The results suggest that just a small change to how we design rating systems—even one as seemingly inconsequential as the number of possible ratings on a scale—could disrupt gender bias.
The study authors first looked at real teaching evaluations at an unnamed university in North America, which just so happened to transition from a 10-point scale to a six-point scale. Before the change, male professors in male-dominated subject areas received top, or “10,” ratings in 31.4% of cases, compared to only 19.5% of cases for female professors. After the change, men and women received top, or “6,” ratings 41.2% and 42.7% of the time, respectively.
In other words, the new scale meant that women—in many cases the exact same professors teaching the exact same classes they’d taught before—suddenly got top marks just as often as their male colleagues.
The authors were keenly aware that some critics (and many sexists) would argue that the male professors were simply more likely to be exceptional, and that all the new condensed scale did was muddy the waters and make it harder to distinguish the very good from the truly brilliant.
So their second study controlled for any potential differences in actual teaching quality. They showed online participants the transcript of a lecture supposedly given by a professor (in actuality it was based on a TED Talk), but some were told the instructor was John Anderson and others that it was Julie Anderson.
When participants used a 10-point scale, “John” got the top mark 22% of the time, compared to 13% for “Julie.” But when other participants used a six-point scale they gave “John” and “Julie” top marks 25% and 24% of the time, respectively.
“Whereas the top score on a 10-point scale elicited images of exceptional or perfect performance—and, as a result, activated gender stereotypes of brilliance manifest in raters’ hesitation to assign women top scores—the top score on the six-point scale did not carry such strong performance expectations,” the authors of the paper, Lauren A. Rivera from Northwestern University and András Tilcsik from the University of Toronto, write. “Under the six-point system, evaluators recognized a wider variety of performances—and, critically, performers—as meriting top marks.”

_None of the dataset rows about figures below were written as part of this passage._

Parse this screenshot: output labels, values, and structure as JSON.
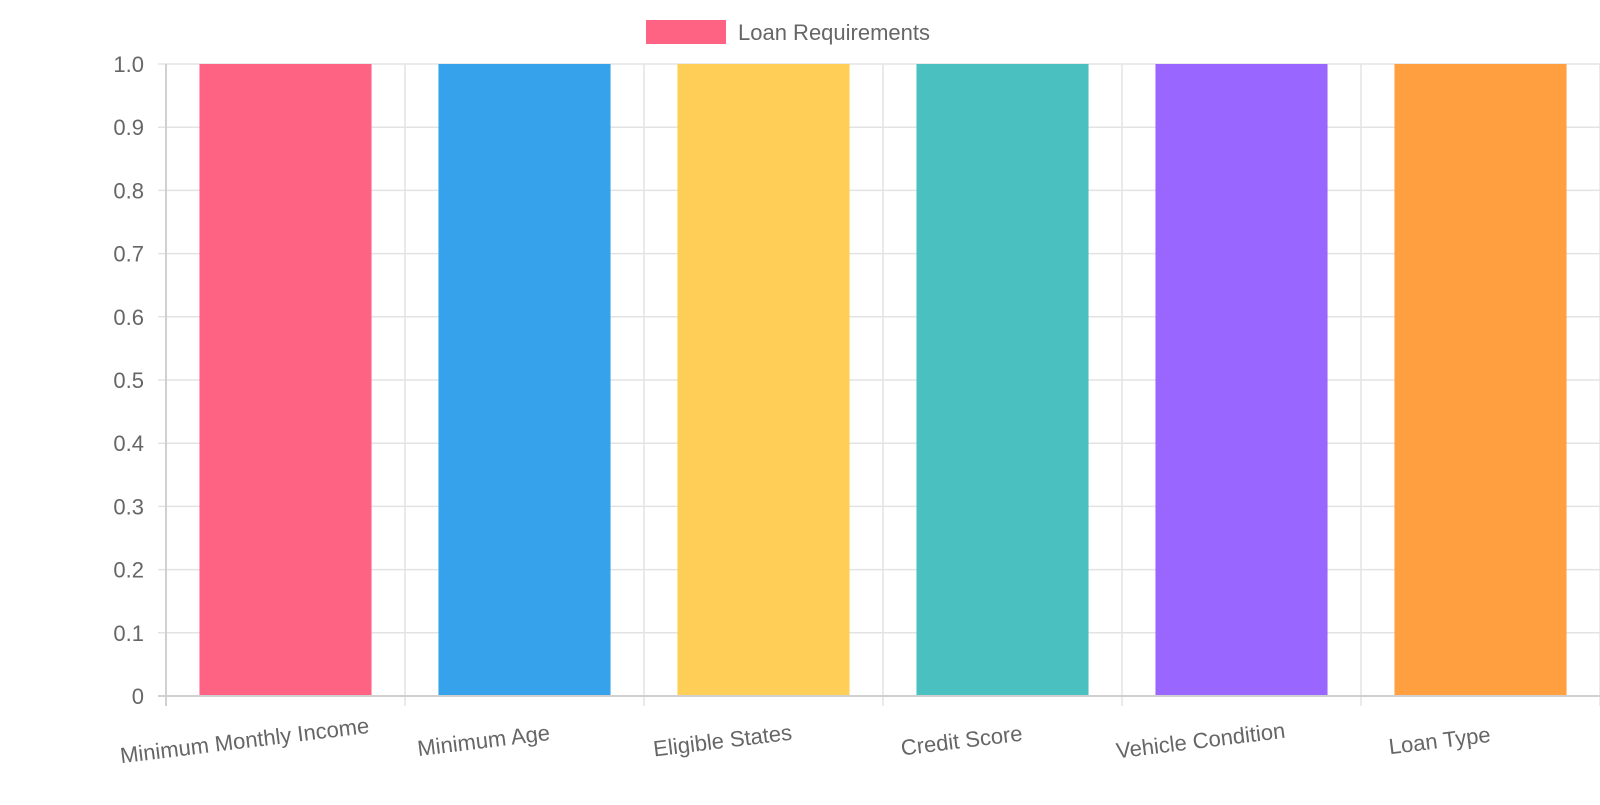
{
  "chart_data": {
    "type": "bar",
    "categories": [
      "Minimum Monthly Income",
      "Minimum Age",
      "Eligible States",
      "Credit Score",
      "Vehicle Condition",
      "Loan Type"
    ],
    "series": [
      {
        "name": "Loan Requirements",
        "values": [
          1,
          1,
          1,
          1,
          1,
          1
        ]
      }
    ],
    "colors": [
      "#ff6384",
      "#36a2eb",
      "#ffce56",
      "#4bc0c0",
      "#9966ff",
      "#ff9f40"
    ],
    "ylim": [
      0,
      1
    ],
    "yticks": [
      "0",
      "0.1",
      "0.2",
      "0.3",
      "0.4",
      "0.5",
      "0.6",
      "0.7",
      "0.8",
      "0.9",
      "1.0"
    ],
    "legend_position": "top",
    "grid": true,
    "title": "",
    "xlabel": "",
    "ylabel": ""
  }
}
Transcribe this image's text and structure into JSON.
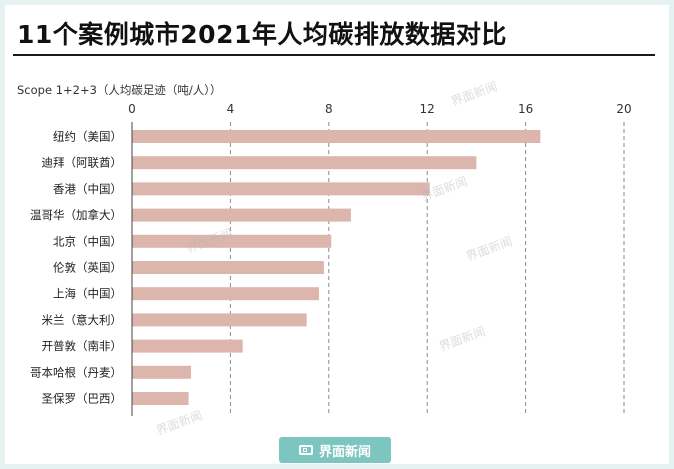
{
  "title": "11个案例城市2021年人均碳排放数据对比",
  "unit_label": "Scope 1+2+3（人均碳足迹（吨/人））",
  "watermark": "界面新闻",
  "brand": "界面新闻",
  "colors": {
    "bar": "#dcb6ad",
    "background": "#e6f2f1",
    "brand": "#7cc5c0"
  },
  "chart_data": {
    "type": "bar",
    "orientation": "horizontal",
    "title": "11个案例城市2021年人均碳排放数据对比",
    "xlabel": "Scope 1+2+3（人均碳足迹（吨/人））",
    "ylabel": "",
    "xlim": [
      0,
      20
    ],
    "xticks": [
      0,
      4,
      8,
      12,
      16,
      20
    ],
    "grid": true,
    "categories": [
      "纽约（美国）",
      "迪拜（阿联酋）",
      "香港（中国）",
      "温哥华（加拿大）",
      "北京（中国）",
      "伦敦（英国）",
      "上海（中国）",
      "米兰（意大利）",
      "开普敦（南非）",
      "哥本哈根（丹麦）",
      "圣保罗（巴西）"
    ],
    "values": [
      16.6,
      14.0,
      12.1,
      8.9,
      8.1,
      7.8,
      7.6,
      7.1,
      4.5,
      2.4,
      2.3
    ]
  }
}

Even though these studies focused on academia, the results should make anyone and everyone think hard about how fair the supposedly objective tools they’re using to measure performance really are. The authors point out that the number 10 has a unique cultural meaning, and so perhaps a scale that relied on it was particularly prone to reflecting biases.
The bottom line is that you have to evaluate the evaluations. If there appears to be a performance gap between groups, ask and investigate whether the problem is the performance itself or how you’re measuring it.
It might seem like these are small, insignificant differences in the grand scheme of things, but reviews impact everything else. “Given that performance ratings are often tied to important rewards, such as salaries, bonuses, and promotions, rating systems can have direct implications for employees’ career trajectories,” the authors write.
Bias builds up. If women get slightly worse performance reviews, they’re less likely to get raises and promotions than their male colleagues, and the cycle repeats itself as fewer and fewer women make it to the most senior levels, especially in male-dominated industries. That in itself reinforces the notion that men are more likely to be brilliant and worthy of those positions of power, which fuels the original stereotypes. And around and around we go.
Here’s an important caveat: The researchers emphasize that while the six-point scale eliminated the gender gap in evaluations, it didn’t magically eradicate gender bias. The new scale simply changed how much the tool reflected existing biases. The participants in the second study were still far more likely to use superlatives to describe “John” than “Julie” when they shared “the words that first came to mind when they thought of the instructor’s teaching performance.” It’s just that these differences were less likely to be reflected in the numeric ratings.
So while changing a scale could help on the surface and in the short run, there’s still a great deal of work to be done to rid the world of the underlying bias—and a long way to go before our stories of brilliance in every field star women in the leading roles as often as they do men.